Could check that tomorrow morning again, but yes, allowing the controller to read pods in another namespaces fixed my problem and the 403 (Unauthorized) error at updating a release. Seems like when you update a release, the controller needs to get the old release pod information, to check if the old pod have been deleted after the deployment of the new release, if i'm not wrong. Anyway tomorrow will debug again and report my findings.

Have fun!

El 19 may. 2017 10:20 a. m., "Maxim Filatov" notifications@github.com escribió:

@kartojal https://github.com/kartojal you mean deis-controller needs ability to get pods in all namespaces (clusterrole), not only in workflow's parent namespace? And second question: have you access to apiserver's audit.log? If yes, could you please grep system:serviceaccount:deis:deis-controller /path/to/audit.log while trying to update a release? This way we can catch abilities lacks in role/clusterrole. Unfortunately I can't do it myself till May 23, because I haven't access to my clusters while on vacation. Thanks in advance!

— You are receiving this because you were mentioned. Reply to this email directly, view it on GitHub https://github.com/deis/controller/pull/1292#issuecomment-302640587, or mute the thread https://github.com/notifications/unsubscribe-auth/AKqXR88CU_KUwC9vzQqEyP4WpZWTkYdVks5r7VDKgaJpZM4NTHOn .

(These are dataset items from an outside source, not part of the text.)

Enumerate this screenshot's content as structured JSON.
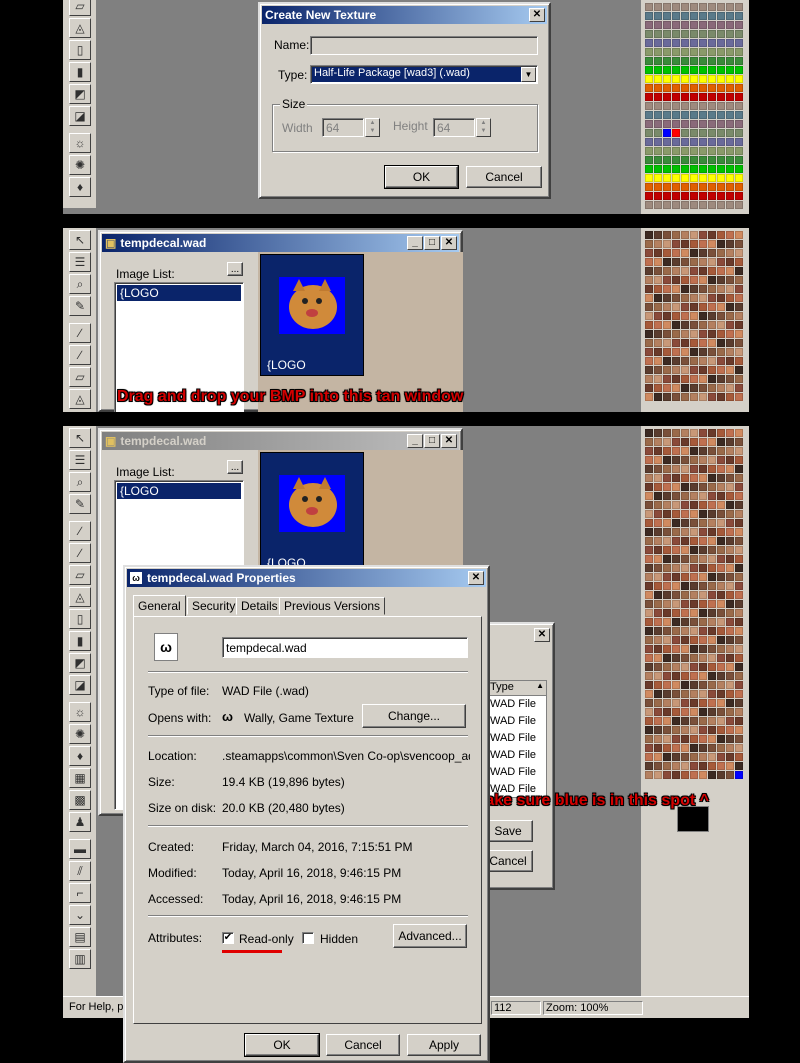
{
  "create_texture_dialog": {
    "title": "Create New Texture",
    "name_label": "Name:",
    "name_value": "",
    "type_label": "Type:",
    "type_value": "Half-Life Package [wad3] (.wad)",
    "size_group": "Size",
    "width_label": "Width",
    "width_value": "64",
    "height_label": "Height",
    "height_value": "64",
    "ok_label": "OK",
    "cancel_label": "Cancel"
  },
  "wad_window": {
    "title": "tempdecal.wad",
    "image_list_label": "Image List:",
    "more_label": "...",
    "items": [
      "{LOGO"
    ],
    "thumb_caption": "{LOGO"
  },
  "captions": {
    "drag_drop": "Drag and drop your BMP into this tan window",
    "make_sure_blue": "Make sure blue is in this spot ^"
  },
  "properties_dialog": {
    "title": "tempdecal.wad Properties",
    "tabs": [
      "General",
      "Security",
      "Details",
      "Previous Versions"
    ],
    "filename": "tempdecal.wad",
    "type_label": "Type of file:",
    "type_value": "WAD File (.wad)",
    "opens_label": "Opens with:",
    "opens_value": "Wally, Game Texture E",
    "change_label": "Change...",
    "location_label": "Location:",
    "location_value": ".steamapps\\common\\Sven Co-op\\svencoop_addon",
    "size_label": "Size:",
    "size_value": "19.4 KB (19,896 bytes)",
    "size_disk_label": "Size on disk:",
    "size_disk_value": "20.0 KB (20,480 bytes)",
    "created_label": "Created:",
    "created_value": "Friday, March 04, 2016, 7:15:51 PM",
    "modified_label": "Modified:",
    "modified_value": "Today, April 16, 2018, 9:46:15 PM",
    "accessed_label": "Accessed:",
    "accessed_value": "Today, April 16, 2018, 9:46:15 PM",
    "attributes_label": "Attributes:",
    "readonly_label": "Read-only",
    "readonly_checked": true,
    "hidden_label": "Hidden",
    "hidden_checked": false,
    "advanced_label": "Advanced...",
    "ok_label": "OK",
    "cancel_label": "Cancel",
    "apply_label": "Apply"
  },
  "background_save_dialog": {
    "column_header": "Type",
    "rows": [
      "WAD File",
      "WAD File",
      "WAD File",
      "WAD File",
      "WAD File",
      "WAD File",
      "WAD File"
    ],
    "save_label": "Save",
    "cancel_label": "Cancel"
  },
  "status_bar": {
    "help_text": "For Help, p",
    "coord": "112",
    "zoom": "Zoom: 100%"
  },
  "colors": {
    "title_active": "#0a246a",
    "face": "#d4d0c8",
    "workspace": "#808080",
    "tan_area": "#c4b5a3",
    "caption_red": "#d40000",
    "highlight_blue": "#0000ff"
  }
}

vdice commented 7 years ago

@Bregor I believe I've reproduced the same issue mentioned by @kartojal above. grepped /audit.log shows:

$ grep system:serviceaccount:deis:deis-controller /audit.log | grep pods
2017-05-25T00:09:34.153574773Z AUDIT: id="a5a3be49-c646-4652-b498-59c897c5afc4" ip="172.17.0.13" method="GET" user="system:serviceaccount:deis:deis-controller" groups="\"system:serviceaccounts\",\"system:serviceaccounts:deis\",\"system:authenticated\"" as="<self>" asgroups="<lookup>" namespace="mk-edp" uri="/api/v1/namespaces/mk-edp/pods?labelSelector=heritage%3Ddeis"

which correlates to the fix mentioned in https://github.com/deis/controller/pull/1292#issuecomment-302389070, namely adding the get verb for the pods resource. Shall we add this in?

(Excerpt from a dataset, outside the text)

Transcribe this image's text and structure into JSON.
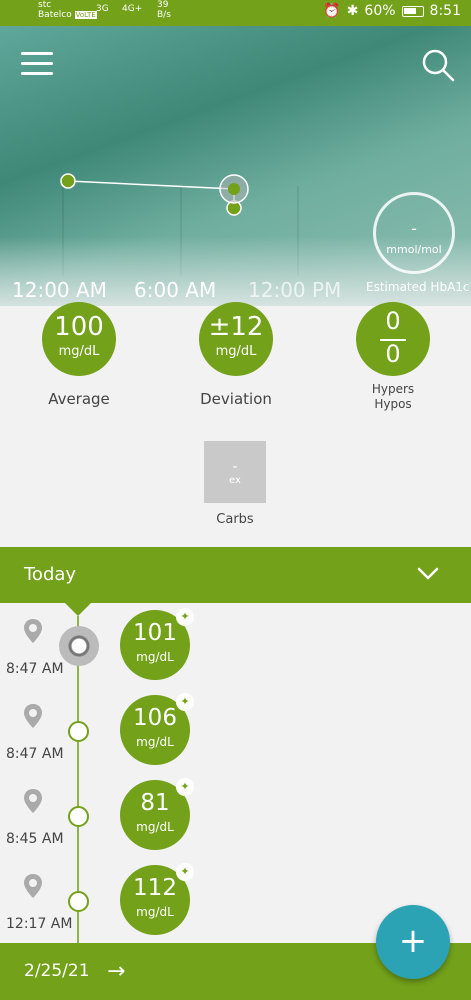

edit: here's the full audit.log particular to the deis-controller serviceaccount, if helps: https://gist.github.com/vdice/5648dc621a7594273db7b5b167a534f2

Bregor commented 7 years ago

Sure, thanks for testing, guys! I'll rebase and push ASAP

Bregor commented 7 years ago

@vdice, @mboersma I read carefully all the code in https://github.com/deis/controller/tree/master/rootfs/scheduler/resources and updated clusterrole accordingly.

vdice commented 7 years ago

Things look good after an additional round of testing, with specific focus on items relating to updated permissions in latest commits:

Planning on making sure others see the same and hopefully merging this along w/ the rest of the RBAC PRs on Tuesday (US holiday here on Monday).